Apesar da abertura comercial, especialistas apontam que o principal obstáculo não está na produção, mas na capacidade de organização e adequação às exigências do mercado europeu.

A necessidade de consolidar sistemas de rastreabilidade, comprovação de origem e conformidade ambiental exige investimentos e coordenação entre produtores, cooperativas e exportadores.

Cenário político e limites do acordo

Outro ponto relevante é que o acordo mais amplo entre Mercosul e União Europeia ainda não foi totalmente ratificado, especialmente no que se refere às cláusulas ambientais. No entanto, a entrada em vigor do pilar comercial reduz a capacidade de países críticos ao acordo de interferirem no curto prazo.

Na prática, isso significa que a redução de tarifas já passa a valer, mesmo sem consenso total dentro do bloco europeu.

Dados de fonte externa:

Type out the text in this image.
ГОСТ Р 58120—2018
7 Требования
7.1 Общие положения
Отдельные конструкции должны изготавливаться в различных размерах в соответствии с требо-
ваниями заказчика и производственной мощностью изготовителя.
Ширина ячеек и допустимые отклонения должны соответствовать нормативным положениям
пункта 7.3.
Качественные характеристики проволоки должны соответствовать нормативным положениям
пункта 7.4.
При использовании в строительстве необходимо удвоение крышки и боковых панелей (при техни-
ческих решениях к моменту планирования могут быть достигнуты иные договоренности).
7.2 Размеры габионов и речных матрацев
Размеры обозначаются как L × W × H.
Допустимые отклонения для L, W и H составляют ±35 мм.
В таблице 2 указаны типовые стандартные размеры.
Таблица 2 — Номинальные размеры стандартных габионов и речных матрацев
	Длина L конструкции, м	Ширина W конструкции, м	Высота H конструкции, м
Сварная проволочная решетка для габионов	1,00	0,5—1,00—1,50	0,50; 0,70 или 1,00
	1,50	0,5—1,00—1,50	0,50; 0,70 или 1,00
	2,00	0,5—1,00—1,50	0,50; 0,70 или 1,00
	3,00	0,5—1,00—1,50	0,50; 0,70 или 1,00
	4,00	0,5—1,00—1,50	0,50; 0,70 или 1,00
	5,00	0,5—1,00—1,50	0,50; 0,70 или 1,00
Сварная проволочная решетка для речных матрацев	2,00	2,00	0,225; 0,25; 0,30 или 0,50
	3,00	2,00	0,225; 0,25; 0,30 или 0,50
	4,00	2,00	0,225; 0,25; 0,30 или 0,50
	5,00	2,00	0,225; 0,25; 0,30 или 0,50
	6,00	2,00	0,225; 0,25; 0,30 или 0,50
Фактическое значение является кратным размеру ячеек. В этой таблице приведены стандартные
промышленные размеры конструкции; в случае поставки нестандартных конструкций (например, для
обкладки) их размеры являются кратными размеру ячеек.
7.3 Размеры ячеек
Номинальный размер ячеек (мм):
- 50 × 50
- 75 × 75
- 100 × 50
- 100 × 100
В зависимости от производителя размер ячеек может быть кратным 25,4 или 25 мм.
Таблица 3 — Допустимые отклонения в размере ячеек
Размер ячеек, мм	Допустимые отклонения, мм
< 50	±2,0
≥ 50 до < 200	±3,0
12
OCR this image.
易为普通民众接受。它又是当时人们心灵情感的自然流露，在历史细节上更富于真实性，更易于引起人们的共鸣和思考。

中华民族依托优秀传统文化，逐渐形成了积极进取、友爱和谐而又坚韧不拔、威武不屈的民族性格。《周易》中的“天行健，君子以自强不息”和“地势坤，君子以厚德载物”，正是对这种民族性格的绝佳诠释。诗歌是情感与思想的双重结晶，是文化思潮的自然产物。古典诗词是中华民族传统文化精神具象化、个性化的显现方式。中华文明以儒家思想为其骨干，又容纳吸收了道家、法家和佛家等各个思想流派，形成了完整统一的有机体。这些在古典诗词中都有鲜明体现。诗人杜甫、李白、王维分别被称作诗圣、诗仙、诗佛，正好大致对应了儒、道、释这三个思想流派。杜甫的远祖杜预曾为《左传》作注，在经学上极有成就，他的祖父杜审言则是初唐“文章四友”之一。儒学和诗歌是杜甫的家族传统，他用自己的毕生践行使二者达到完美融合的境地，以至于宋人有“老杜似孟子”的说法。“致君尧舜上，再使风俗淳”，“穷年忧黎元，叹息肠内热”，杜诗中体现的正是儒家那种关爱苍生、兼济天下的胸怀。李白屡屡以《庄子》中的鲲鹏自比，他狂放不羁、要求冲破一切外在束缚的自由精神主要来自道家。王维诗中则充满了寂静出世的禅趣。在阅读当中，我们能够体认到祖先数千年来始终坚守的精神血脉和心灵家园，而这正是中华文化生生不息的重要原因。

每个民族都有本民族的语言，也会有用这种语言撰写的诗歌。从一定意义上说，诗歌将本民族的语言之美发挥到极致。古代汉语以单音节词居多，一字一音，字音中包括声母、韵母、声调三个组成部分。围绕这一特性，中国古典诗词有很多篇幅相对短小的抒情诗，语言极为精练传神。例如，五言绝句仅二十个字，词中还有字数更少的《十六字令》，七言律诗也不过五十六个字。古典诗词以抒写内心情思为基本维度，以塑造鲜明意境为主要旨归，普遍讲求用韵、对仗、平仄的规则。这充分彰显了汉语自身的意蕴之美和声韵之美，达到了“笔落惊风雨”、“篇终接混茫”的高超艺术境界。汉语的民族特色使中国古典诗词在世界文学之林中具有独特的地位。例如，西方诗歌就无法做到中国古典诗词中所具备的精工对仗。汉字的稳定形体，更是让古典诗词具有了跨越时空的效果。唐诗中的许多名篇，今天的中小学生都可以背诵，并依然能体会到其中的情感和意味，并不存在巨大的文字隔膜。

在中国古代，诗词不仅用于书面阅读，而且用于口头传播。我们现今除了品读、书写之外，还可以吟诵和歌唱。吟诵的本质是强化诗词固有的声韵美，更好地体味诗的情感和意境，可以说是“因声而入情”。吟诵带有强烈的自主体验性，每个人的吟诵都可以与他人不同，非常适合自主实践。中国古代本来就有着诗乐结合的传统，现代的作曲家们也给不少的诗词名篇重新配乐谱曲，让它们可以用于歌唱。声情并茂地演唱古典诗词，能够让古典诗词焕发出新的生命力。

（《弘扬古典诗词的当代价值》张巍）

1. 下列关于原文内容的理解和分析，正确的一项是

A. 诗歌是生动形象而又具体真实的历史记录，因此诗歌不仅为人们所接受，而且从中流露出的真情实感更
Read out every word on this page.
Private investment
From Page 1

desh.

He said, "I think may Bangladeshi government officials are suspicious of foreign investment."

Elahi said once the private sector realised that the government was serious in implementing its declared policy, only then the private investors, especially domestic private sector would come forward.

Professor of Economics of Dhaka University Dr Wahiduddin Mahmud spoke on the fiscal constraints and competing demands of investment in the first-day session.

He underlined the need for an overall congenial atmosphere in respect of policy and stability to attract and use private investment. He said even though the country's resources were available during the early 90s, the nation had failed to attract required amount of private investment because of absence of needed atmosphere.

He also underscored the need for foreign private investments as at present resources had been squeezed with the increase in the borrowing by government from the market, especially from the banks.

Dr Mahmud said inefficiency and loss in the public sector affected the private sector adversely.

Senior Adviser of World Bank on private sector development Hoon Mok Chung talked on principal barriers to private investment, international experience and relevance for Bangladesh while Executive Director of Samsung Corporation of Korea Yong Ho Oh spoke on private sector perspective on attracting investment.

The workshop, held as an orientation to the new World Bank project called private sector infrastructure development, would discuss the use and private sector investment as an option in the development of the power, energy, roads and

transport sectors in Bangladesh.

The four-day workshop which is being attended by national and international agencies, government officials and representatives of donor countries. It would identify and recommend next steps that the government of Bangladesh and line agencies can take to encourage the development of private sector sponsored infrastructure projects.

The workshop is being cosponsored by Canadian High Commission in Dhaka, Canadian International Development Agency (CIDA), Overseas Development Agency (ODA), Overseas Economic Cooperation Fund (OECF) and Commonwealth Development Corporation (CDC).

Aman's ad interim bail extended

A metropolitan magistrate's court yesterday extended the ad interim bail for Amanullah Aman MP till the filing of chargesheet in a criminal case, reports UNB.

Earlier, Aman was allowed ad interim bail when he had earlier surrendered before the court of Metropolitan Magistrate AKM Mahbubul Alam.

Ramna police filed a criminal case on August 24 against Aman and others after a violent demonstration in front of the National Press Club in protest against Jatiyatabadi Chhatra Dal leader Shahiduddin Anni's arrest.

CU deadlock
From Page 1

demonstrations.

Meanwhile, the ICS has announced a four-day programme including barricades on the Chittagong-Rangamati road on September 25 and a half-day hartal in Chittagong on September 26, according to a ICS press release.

Perspectivas para o agro brasileiro

A implementação do acordo inaugura uma nova fase para o comércio entre Brasil e União Europeia, com potencial de ampliar exportações e diversificar mercados. No entanto, o sucesso dessa abertura dependerá diretamente da capacidade do agronegócio brasileiro de atender às exigências regulatórias e fortalecer sua competitividade internacional.

A janela está aberta, mas o avanço efetivo dependerá da adaptação do setor às novas regras do comércio global.